Python Forum

Full Version: Preserve xml file format
You're currently viewing a stripped down version of our content. View the full version with proper formatting.
Hi!
I would like to manipulate an xml file yet preserve it's format (extra spaces, comments, cr, ..).
lxml preserve comments out of the box but was unable to figure out the rest.

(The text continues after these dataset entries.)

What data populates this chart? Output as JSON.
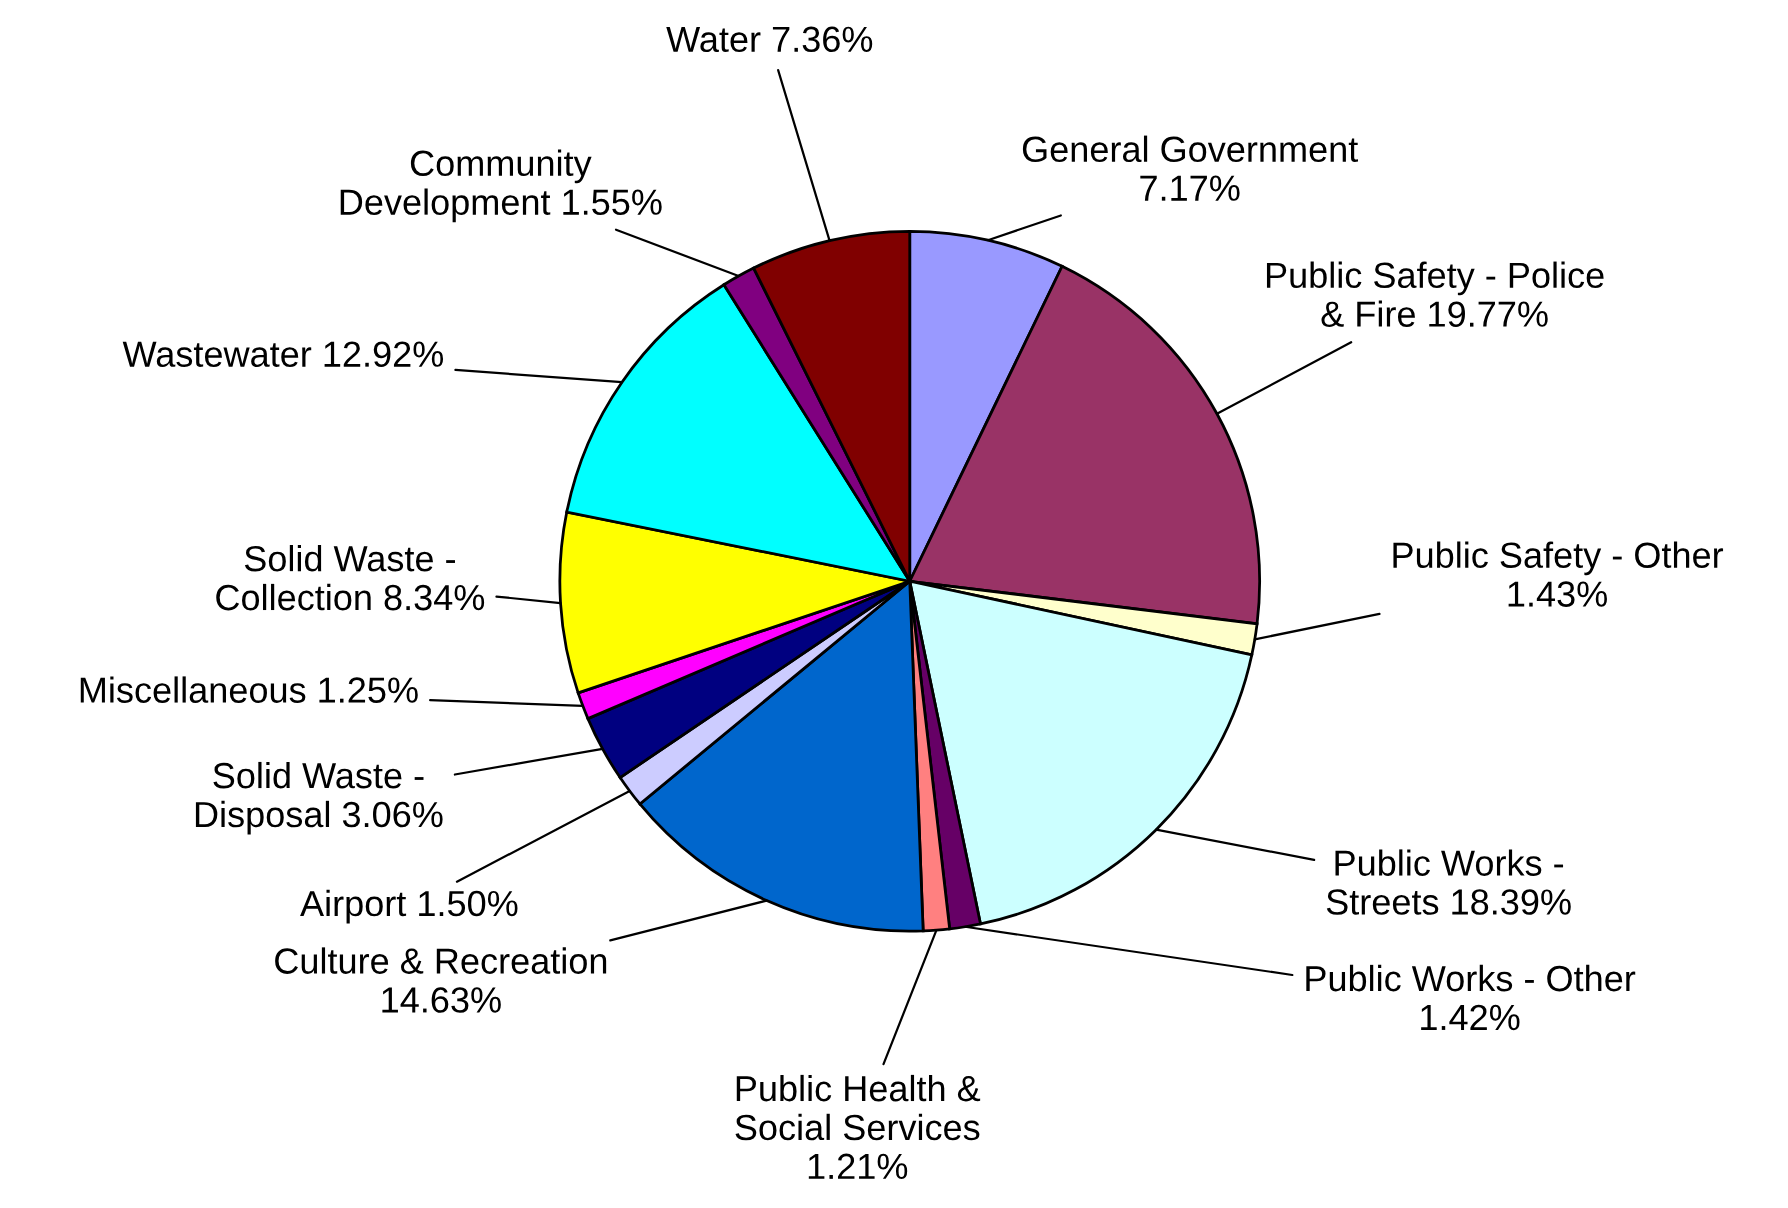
{
  "chart_data": {
    "type": "pie",
    "categories": [
      "General Government\n",
      "Public Safety - Police\n& Fire",
      "Public Safety - Other\n",
      "Public Works -\nStreets",
      "Public Works - Other\n",
      "Public Health &\nSocial Services\n",
      "Culture & Recreation\n",
      "Airport",
      "Solid Waste -\nDisposal",
      "Miscellaneous",
      "Solid Waste -\nCollection",
      "Wastewater",
      "Community\nDevelopment",
      "Water"
    ],
    "values": [
      7.17,
      19.77,
      1.43,
      18.39,
      1.42,
      1.21,
      14.63,
      1.5,
      3.06,
      1.25,
      8.34,
      12.92,
      1.55,
      7.36
    ],
    "value_labels": [
      "7.17%",
      "19.77%",
      "1.43%",
      "18.39%",
      "1.42%",
      "1.21%",
      "14.63%",
      "1.50%",
      "3.06%",
      "1.25%",
      "8.34%",
      "12.92%",
      "1.55%",
      "7.36%"
    ],
    "colors": [
      "#9999ff",
      "#993366",
      "#ffffcc",
      "#ccffff",
      "#660066",
      "#ff8080",
      "#0066cc",
      "#ccccff",
      "#000080",
      "#ff00ff",
      "#ffff00",
      "#00ffff",
      "#800080",
      "#800000"
    ]
  }
}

My current solution is to parser the file line by line..

For example:
<node name="test_basic" size="0x200" >
<field name="aaa" offset="0x0.0" size="0x100.0" subnode="xxx" descr="" />
<field name="bbb" offset="++" size="0x1.0" subnode="xxx" descr="" />
<field name="ccc" offset="++" size="0x1.2" subnode="xxx" descr="" />
</node>

<!-- test comment-->


<node name="test_bits" size="?" >
<field name="aaa" offset="0x0.0" size="0.1" descr="" />
<field name="bbb" offset="++" size="0x1.1" descr="" />
</node>
Please show what you have tried so far.
The formatting were removed by the forum editor as well :/

Should have looked like this:
  <field name="aaa"                     offset="0x0.0"      size="0.1"    subnode="xxx" descr="" />
The code to test the preservation was: (And a lot of googling)
#import xml.etree.ElementTree as ET
import lxml.etree as ET

tree = ET.parse('test.xml')
tree.write('new.xml')
The output (new.xml) no longer contains spaces.
I believe that you can parse pure XML with BeautifulSoup, using 'lxml' as the parser without modifying the spacing.
I use the same setup all the time for html and haven't noticed any change in format.
It's been a while since I used lxml.etree directly. As I recall it was temperamental.